“Leadership Is The Ability To Get Extraordinary Achievement From Ordinary People”

 NCERT EXERCISE 9.2

Question 5. In an A.P., if pth term is $$\frac{1}{q}$$ and qth term is $$\frac{1}{p}$$ prove that the sum of first pq terms is $$\frac{1}{2} (pq+1)$$, where $$p ne q$$.

Question 6. If the sum of a certain number of terms of the A.P. 25, 22, 19, … is 116. Find the last term.

Question 7. Find the sum to n terms of the A.P., whose kth term is $$5k+1$$.

Question 8. If the sum of n terms of an A.P. is $$(pn+qn^2)$$, where p and q are constants, find the common difference.

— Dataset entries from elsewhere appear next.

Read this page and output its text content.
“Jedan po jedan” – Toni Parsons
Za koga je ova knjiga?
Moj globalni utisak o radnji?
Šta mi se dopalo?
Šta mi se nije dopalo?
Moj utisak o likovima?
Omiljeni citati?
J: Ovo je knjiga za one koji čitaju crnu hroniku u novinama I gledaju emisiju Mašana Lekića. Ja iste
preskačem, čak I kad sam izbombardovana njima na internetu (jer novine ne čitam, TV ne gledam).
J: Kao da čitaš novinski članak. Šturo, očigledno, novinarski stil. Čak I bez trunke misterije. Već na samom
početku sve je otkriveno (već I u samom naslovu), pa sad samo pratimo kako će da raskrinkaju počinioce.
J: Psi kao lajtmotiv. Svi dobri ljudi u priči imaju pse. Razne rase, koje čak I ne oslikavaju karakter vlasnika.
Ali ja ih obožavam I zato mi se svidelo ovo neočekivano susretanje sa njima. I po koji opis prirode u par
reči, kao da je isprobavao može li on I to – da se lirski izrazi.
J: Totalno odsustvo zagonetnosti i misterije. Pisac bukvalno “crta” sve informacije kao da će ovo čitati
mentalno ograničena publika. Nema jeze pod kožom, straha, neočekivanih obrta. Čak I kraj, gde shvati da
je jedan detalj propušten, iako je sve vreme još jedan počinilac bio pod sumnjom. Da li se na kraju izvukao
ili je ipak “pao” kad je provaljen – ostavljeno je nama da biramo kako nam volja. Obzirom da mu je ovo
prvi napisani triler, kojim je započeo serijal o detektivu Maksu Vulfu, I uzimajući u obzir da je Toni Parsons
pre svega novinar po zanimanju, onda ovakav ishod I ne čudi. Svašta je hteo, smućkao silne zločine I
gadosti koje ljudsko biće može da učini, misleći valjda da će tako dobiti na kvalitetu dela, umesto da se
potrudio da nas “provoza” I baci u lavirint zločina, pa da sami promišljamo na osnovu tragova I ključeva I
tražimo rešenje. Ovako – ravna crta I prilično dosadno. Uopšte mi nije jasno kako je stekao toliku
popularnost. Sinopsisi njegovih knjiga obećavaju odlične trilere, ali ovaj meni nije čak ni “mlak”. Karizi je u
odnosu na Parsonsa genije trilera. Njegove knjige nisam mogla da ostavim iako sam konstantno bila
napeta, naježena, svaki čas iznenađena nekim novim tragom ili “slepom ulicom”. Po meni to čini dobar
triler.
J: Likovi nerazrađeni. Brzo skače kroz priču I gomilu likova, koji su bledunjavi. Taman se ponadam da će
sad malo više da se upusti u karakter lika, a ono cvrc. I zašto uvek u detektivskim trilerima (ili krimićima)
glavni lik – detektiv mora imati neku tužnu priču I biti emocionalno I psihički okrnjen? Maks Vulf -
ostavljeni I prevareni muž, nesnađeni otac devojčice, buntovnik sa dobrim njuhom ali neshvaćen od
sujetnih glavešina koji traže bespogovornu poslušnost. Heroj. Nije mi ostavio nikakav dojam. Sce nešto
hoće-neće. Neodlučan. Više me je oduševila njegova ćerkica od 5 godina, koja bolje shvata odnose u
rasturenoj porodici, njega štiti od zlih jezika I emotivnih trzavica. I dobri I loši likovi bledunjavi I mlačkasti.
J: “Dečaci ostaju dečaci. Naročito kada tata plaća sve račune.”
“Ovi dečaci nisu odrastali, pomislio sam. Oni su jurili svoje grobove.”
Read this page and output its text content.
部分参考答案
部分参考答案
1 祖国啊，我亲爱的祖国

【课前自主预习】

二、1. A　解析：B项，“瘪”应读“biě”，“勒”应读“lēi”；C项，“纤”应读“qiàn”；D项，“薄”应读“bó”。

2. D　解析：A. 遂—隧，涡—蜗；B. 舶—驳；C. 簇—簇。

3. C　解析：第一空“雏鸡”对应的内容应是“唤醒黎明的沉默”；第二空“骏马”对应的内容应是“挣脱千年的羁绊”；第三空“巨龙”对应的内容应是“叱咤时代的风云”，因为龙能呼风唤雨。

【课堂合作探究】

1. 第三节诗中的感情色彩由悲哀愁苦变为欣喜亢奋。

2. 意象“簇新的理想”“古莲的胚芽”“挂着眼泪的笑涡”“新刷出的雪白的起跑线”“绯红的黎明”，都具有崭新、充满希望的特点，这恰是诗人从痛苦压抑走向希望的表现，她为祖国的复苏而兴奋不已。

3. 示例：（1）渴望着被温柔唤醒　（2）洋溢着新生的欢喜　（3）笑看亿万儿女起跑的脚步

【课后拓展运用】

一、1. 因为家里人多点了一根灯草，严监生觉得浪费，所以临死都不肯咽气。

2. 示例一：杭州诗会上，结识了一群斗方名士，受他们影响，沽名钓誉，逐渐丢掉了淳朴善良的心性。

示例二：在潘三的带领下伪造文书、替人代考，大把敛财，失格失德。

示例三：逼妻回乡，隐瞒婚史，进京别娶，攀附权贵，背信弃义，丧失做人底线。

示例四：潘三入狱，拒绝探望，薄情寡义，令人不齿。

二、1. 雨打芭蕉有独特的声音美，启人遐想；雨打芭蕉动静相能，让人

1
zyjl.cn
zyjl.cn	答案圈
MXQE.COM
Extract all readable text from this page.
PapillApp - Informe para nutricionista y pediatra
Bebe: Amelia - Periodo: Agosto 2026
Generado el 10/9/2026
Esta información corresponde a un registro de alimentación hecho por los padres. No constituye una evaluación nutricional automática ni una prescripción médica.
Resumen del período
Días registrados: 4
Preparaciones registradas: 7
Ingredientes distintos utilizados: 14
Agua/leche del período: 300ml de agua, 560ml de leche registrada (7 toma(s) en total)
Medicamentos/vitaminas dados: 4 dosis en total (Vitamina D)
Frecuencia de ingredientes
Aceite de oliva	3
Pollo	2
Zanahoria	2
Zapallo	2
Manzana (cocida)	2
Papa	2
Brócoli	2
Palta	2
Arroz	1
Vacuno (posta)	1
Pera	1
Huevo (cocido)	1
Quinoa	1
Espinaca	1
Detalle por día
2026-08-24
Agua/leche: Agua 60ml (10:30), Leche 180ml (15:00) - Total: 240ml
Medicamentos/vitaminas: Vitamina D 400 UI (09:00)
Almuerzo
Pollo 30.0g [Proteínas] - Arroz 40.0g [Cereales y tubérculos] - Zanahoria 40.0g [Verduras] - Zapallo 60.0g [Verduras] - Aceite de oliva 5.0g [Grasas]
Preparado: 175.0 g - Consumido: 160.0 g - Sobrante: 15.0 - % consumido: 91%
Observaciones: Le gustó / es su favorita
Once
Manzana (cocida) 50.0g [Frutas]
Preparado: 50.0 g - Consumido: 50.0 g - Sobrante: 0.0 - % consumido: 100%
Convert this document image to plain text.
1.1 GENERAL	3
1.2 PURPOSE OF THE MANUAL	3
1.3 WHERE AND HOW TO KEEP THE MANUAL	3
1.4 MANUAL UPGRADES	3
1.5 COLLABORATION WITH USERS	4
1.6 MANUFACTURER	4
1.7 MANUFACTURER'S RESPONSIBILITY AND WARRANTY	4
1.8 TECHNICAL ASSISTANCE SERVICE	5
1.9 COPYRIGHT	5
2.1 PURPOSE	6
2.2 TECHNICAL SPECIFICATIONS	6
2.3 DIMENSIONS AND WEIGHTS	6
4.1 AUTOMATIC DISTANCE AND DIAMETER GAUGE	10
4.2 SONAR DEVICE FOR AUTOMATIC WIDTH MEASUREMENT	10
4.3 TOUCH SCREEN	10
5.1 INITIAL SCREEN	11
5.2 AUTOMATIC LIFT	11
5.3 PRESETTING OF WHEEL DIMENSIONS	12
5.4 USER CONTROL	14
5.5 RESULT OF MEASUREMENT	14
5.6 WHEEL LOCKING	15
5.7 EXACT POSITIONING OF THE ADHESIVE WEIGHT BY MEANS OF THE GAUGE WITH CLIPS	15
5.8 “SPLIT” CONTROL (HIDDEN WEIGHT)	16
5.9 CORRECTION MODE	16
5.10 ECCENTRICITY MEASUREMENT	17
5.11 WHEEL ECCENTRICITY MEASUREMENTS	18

Question 9. The sums of n terms of two arithmetic progressions are in the ratio 5n + 4 : 9n + 6. Find the ratio of their 18th
terms.

Question 10. If the sum of first p terms of an A.P. is equal to the sum of the first q terms, then find the sum of the first (p + q) terms.

Question 11. Sum of the first p, q and r terms of an A.P. are a, b and c, respectively. Prove that $$\frac{a}{p}(q-r)+\frac{b}{q}(r-p)+\frac{c}{r}(p-q) = 0$$.

Question 12. The ratio of the sums of m and n terms of an A.P. is $$m^2:n^2$$. Show that the ratio of mth and nth terms is $$(2m-1):(2n-1)$$.